Salesforce, ServiceNow Suffer as Customers Delay Software Deals
Enterprise technology giants are finding that customers aren’t as eager to sign software subscription deals as they were a few months ago.
August 29, 2022
(Bloomberg) -- US companies aren’t sure if we’re in a recession, but they’re pulling back spending just in case. First it was travel and hiring -- now they’re even getting nervous about buying the software considered essential for their businesses.
Enterprise technology giants are finding that customers aren’t as eager to sign software subscription deals as they were a few months ago. Companies are still buying programs to help with data storage, customer relations and human resources, but they’re delaying those purchases a bit -- and the chief financial officer probably needs to take a peek at the contract and sign off first.

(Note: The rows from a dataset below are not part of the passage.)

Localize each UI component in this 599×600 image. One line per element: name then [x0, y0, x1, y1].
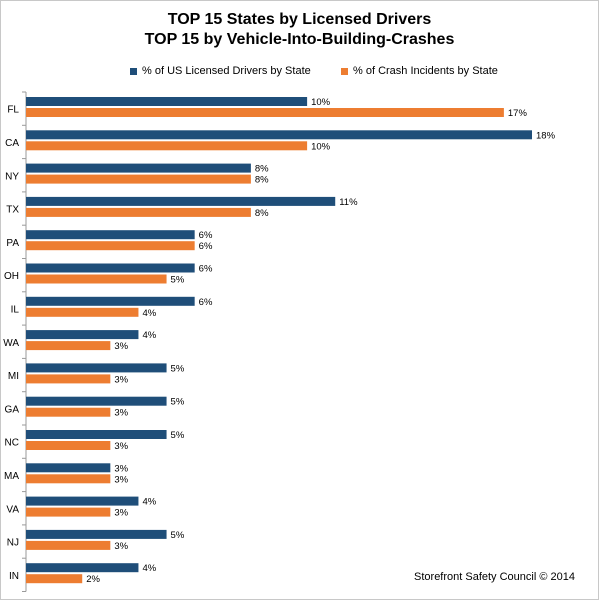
data-label-drivers: 10% — [311, 97, 331, 108]
data-label-drivers: 4% — [142, 330, 156, 341]
bar-crashes — [26, 574, 83, 584]
data-label-drivers: 4% — [142, 563, 156, 574]
data-label-crashes: 3% — [114, 441, 128, 452]
bar-crashes — [26, 474, 111, 484]
category-label: GA — [5, 404, 20, 415]
category-label: NJ — [7, 538, 19, 549]
data-label-drivers: 6% — [199, 264, 213, 275]
category-label: TX — [6, 205, 19, 216]
data-label-crashes: 17% — [508, 108, 528, 119]
bar-crashes — [26, 540, 111, 550]
data-label-drivers: 5% — [171, 530, 185, 541]
category-label: OH — [4, 271, 19, 282]
category-label: IN — [9, 571, 19, 582]
data-label-drivers: 5% — [171, 363, 185, 374]
bar-drivers — [26, 563, 139, 573]
data-label-drivers: 3% — [114, 463, 128, 474]
bar-drivers — [26, 296, 195, 306]
data-label-crashes: 3% — [114, 508, 128, 519]
category-label: MA — [4, 471, 19, 482]
bar-drivers — [26, 330, 139, 340]
bar-crashes — [26, 307, 139, 317]
data-label-crashes: 3% — [114, 474, 128, 485]
data-label-crashes: 6% — [199, 241, 213, 252]
data-label-crashes: 3% — [114, 341, 128, 352]
data-label-drivers: 5% — [171, 397, 185, 408]
bar-drivers — [26, 529, 167, 539]
bar-drivers — [26, 496, 139, 506]
bar-crashes — [26, 207, 251, 217]
legend-swatch-crashes — [341, 67, 348, 75]
bar-drivers — [26, 463, 111, 473]
data-label-crashes: 5% — [171, 275, 185, 286]
category-label: MI — [8, 371, 19, 382]
legend-swatch-drivers — [130, 67, 137, 75]
category-label: NC — [5, 438, 19, 449]
chart-legend: % of US Licensed Drivers by State % of C… — [1, 65, 598, 79]
bar-crashes — [26, 274, 167, 284]
category-label: CA — [5, 138, 19, 149]
bar-crashes — [26, 141, 308, 151]
category-label: PA — [6, 238, 19, 249]
data-label-drivers: 6% — [199, 230, 213, 241]
data-label-crashes: 2% — [86, 574, 100, 585]
bar-drivers — [26, 396, 167, 406]
bar-drivers — [26, 97, 308, 106]
bar-crashes — [26, 241, 195, 251]
data-label-drivers: 18% — [536, 130, 556, 141]
bar-crashes — [26, 108, 504, 117]
footer-credit: Storefront Safety Council © 2014 — [414, 571, 575, 583]
chart-title-line2: TOP 15 by Vehicle-Into-Building-Crashes — [144, 31, 455, 48]
data-label-crashes: 4% — [142, 308, 156, 319]
category-label: VA — [6, 504, 19, 515]
data-label-crashes: 10% — [311, 141, 331, 152]
bar-drivers — [26, 230, 195, 240]
bar-drivers — [26, 130, 532, 140]
data-label-crashes: 8% — [255, 208, 269, 219]
data-label-crashes: 8% — [255, 175, 269, 186]
category-label: IL — [11, 304, 20, 315]
bar-drivers — [26, 263, 195, 273]
category-label: WA — [3, 338, 19, 349]
data-label-crashes: 3% — [114, 408, 128, 419]
bar-crashes — [26, 374, 111, 384]
legend-item-drivers: % of US Licensed Drivers by State — [130, 65, 311, 77]
bar-drivers — [26, 363, 167, 373]
data-label-crashes: 3% — [114, 541, 128, 552]
data-label-drivers: 6% — [199, 297, 213, 308]
bar-drivers — [26, 163, 251, 173]
bar-drivers — [26, 196, 336, 206]
data-label-crashes: 3% — [114, 374, 128, 385]
category-label: FL — [7, 105, 19, 116]
legend-label-crashes: % of Crash Incidents by State — [353, 65, 498, 77]
legend-label-drivers: % of US Licensed Drivers by State — [142, 65, 311, 77]
data-label-drivers: 11% — [339, 197, 358, 208]
chart-title-line1: TOP 15 States by Licensed Drivers — [167, 11, 432, 28]
category-label: NY — [5, 171, 19, 182]
bar-drivers — [26, 430, 167, 439]
bar-crashes — [26, 441, 111, 450]
legend-item-crashes: % of Crash Incidents by State — [341, 65, 498, 77]
data-label-drivers: 5% — [171, 430, 185, 441]
bar-crashes — [26, 407, 111, 417]
bar-crashes — [26, 174, 251, 184]
data-label-drivers: 8% — [255, 164, 269, 175]
data-label-drivers: 4% — [142, 497, 156, 508]
bar-crashes — [26, 507, 111, 517]
bar-crashes — [26, 341, 111, 351]
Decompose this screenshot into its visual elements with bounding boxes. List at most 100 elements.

“Executive teams are scrutinizing all purchasing decisions and we are seeing some deals take longer to close,” Salesforce Inc. Co-Chief Executive Officer Bret Taylor said on an earnings call last week after the company gave a quarterly revenue forecast that missed estimates and lowered its annual sales guidance.
Salesforce isn’t alone -- that phrasing, or a variant of it, was uttered often in recent weeks, including by executives from Palantir Technologies Inc., Workday Inc., Zoom Video Communications Inc. and many other technology companies.
You can see it in the data: Longer sales cycles have been mentioned 52 times on earnings calls or investor days this quarter, the most in at least five years, according to a Bloomberg review of almost 120 companies listed in the S&P North American Expanded Technology Software Index. It’s more than double the previous quarter; the only other period that comes close is the second quarter of 2020 -- when Covid-19 was starting to hit the US.
Those executives also talked about a challenging business environment and a softening of demand amid high inflation and fears of a recession. While there isn’t much evidence that customers have cut their software spending, they’re hesitant to add more, which is bad news for software makers that have promised investors consistently high growth. This trepidation amounts to billions in deferred revenue for companies that have already seen valuations drop this year. That same index is down 35% from a November peak, almost three times the drop of the S&P 500.
In addition to Salesforce, Palantir, Zoom and Twilio Inc. were among the software companies that gave revenue forecasts that fell short of analysts’ estimates or cut their outlooks.
ServiceNow Inc., a maker of workflow software, may have been the first to signal the trend. In July, CEO Bill McDermott outlined concerns about the economic environment in a CNBC interview, which drove down shares across the entire sector. A few weeks later, ServiceNow reduced its full-year revenue forecast in part due to a potential pullback in demand.
Now, more software executives sound like McDermott. Splunk Inc. CFO Jason Child said several customers slowed expansions that drove down deferred revenue and average contract length for the maker of data analytics software. Zoom finance chief Kelly Steckelberg said she recognized that “revenue results are disappointing and below our expectations as we navigate the current environment.”
Hardware tech providers aren’t immune from the buying anxiety either. Dell Technologies Inc., which sells computers and other business infrastructure, last week gave a gloomy outlook for the second half of the year, which on Friday triggered the stock’s worst drop since 2018. A slowdown in personal computers was expected, but softening demand for networking capacity and servers came as a surprise, wrote Bloomberg intelligence analyst Woo Jin Ho.
Dell’s warning also dragged down the shares of HP Inc. and Hewlett Packard Enterprise, which are scheduled to report results on Tuesday.
Not every firm has encountered these worries. Data architecture provider Snowflake Inc. had its best day since a red-hot 2020 initial public offering after the company reported it was having no problem picking up new customers. Part of its success may be that clients don’t have to sign contracts at all.
Snowflake charges based on a consumption model -- customers pay as they use the products rather than an upfront fee for a certain period of time, which has long been the industry standard. Analysts have viewed Snowflake’s sales technique as a liability, figuring that customers can more quickly dial back spending when sentiment sours. But this quarter the model “flipped from a liability to an advantage,” David Holt, an analyst at CFRA Research, wrote in a note.
CEO Frank Slootman sounded vindicated during the company’s earnings call last week. “We actually think it’s an advantage in the type of times we’re living in, as opposed to a negative, which is what it has been portrayed by the sell side and the media,” he said.